"Lha Mas Hun dapet berapa penumpang?"
"Alhamdulillah, Nir. Aku penuh hari ini," timpalku mengacungkan jempol.
"Wah, memang bus keramat dan paten!" tunjuknya pada bus-ku yang tengah dicuci. Kami pun tertawa lepas. Karena merasa rezeki hari ini lebih, kuputuskan mentraktir dirinya. Tidak lama, semangkuk soto dan es jeruk sudah menggoda di depan Munir.
"Nir, menurutmu penampilan itu mencerminkan watak ndak sih?"
"Mmmm. Bisa saja, Mas! Lha ada apa?" tanyanya, sembari menatapku heran.

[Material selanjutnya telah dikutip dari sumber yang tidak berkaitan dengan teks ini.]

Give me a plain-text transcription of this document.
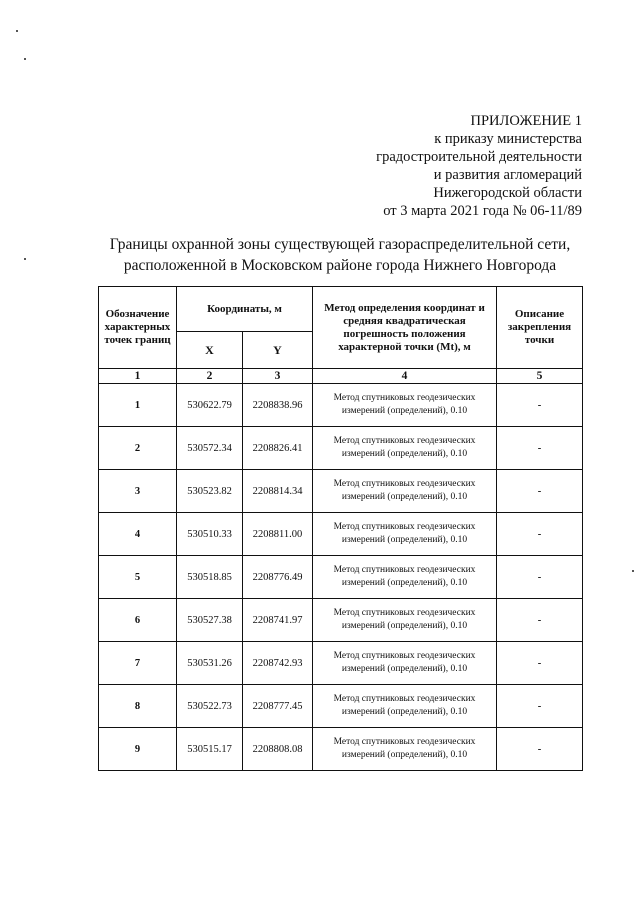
ПРИЛОЖЕНИЕ 1
к приказу министерства
градостроительной деятельности
и развития агломераций
Нижегородской области
от 3 марта 2021 года № 06-11/89
Границы охранной зоны существующей газораспределительной сети,
расположенной в Московском районе города Нижнего Новгорода
Обозначение характерных точек границ	Координаты, м		Метод определения координат и средняя квадратическая погрешность положения характерной точки (Mt), м	Описание закрепления точки
	X	Y		
1	2	3	4	5
1	530622.79	2208838.96	Метод спутниковых геодезических измерений (определений), 0.10	-
2	530572.34	2208826.41	Метод спутниковых геодезических измерений (определений), 0.10	-
3	530523.82	2208814.34	Метод спутниковых геодезических измерений (определений), 0.10	-
4	530510.33	2208811.00	Метод спутниковых геодезических измерений (определений), 0.10	-
5	530518.85	2208776.49	Метод спутниковых геодезических измерений (определений), 0.10	-
6	530527.38	2208741.97	Метод спутниковых геодезических измерений (определений), 0.10	-
7	530531.26	2208742.93	Метод спутниковых геодезических измерений (определений), 0.10	-
8	530522.73	2208777.45	Метод спутниковых геодезических измерений (определений), 0.10	-
9	530515.17	2208808.08	Метод спутниковых геодезических измерений (определений), 0.10	-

"Ohh, ndak apa-apa! Wis habiskan makananmu itu. Aku pulang dahulu" pamitku padanya, saat melihat bus-ku selesai di cuci.
***
Bebauan khas kota yang ramai dengan santapan kuliner, menyusup deras di hidungku. Lumayan lama kuputari beberapa titik mangkal, namun belum ada penumpang yang naik. Kini, dengan tenaga yang pas-pasan bus tua ini kuarahkan menuju area perkampusan di utara kota.
Belum lama menyusuri punggung aspal, dari kemudi kulihat sosok gadis yang menunggu di halte dekat Gang Wanito Ndalu. Wajah bersih itu, tampak bersinar diterpa mentari pagi. Sepertinya ia hendak menuju kampus.
"Biasa, Bang! Aku turun di halte perpustakaan daerah ya" tuturnya saat ia masuk bus.
"Lho, ndak ngampus, Mba? Tumben sekali."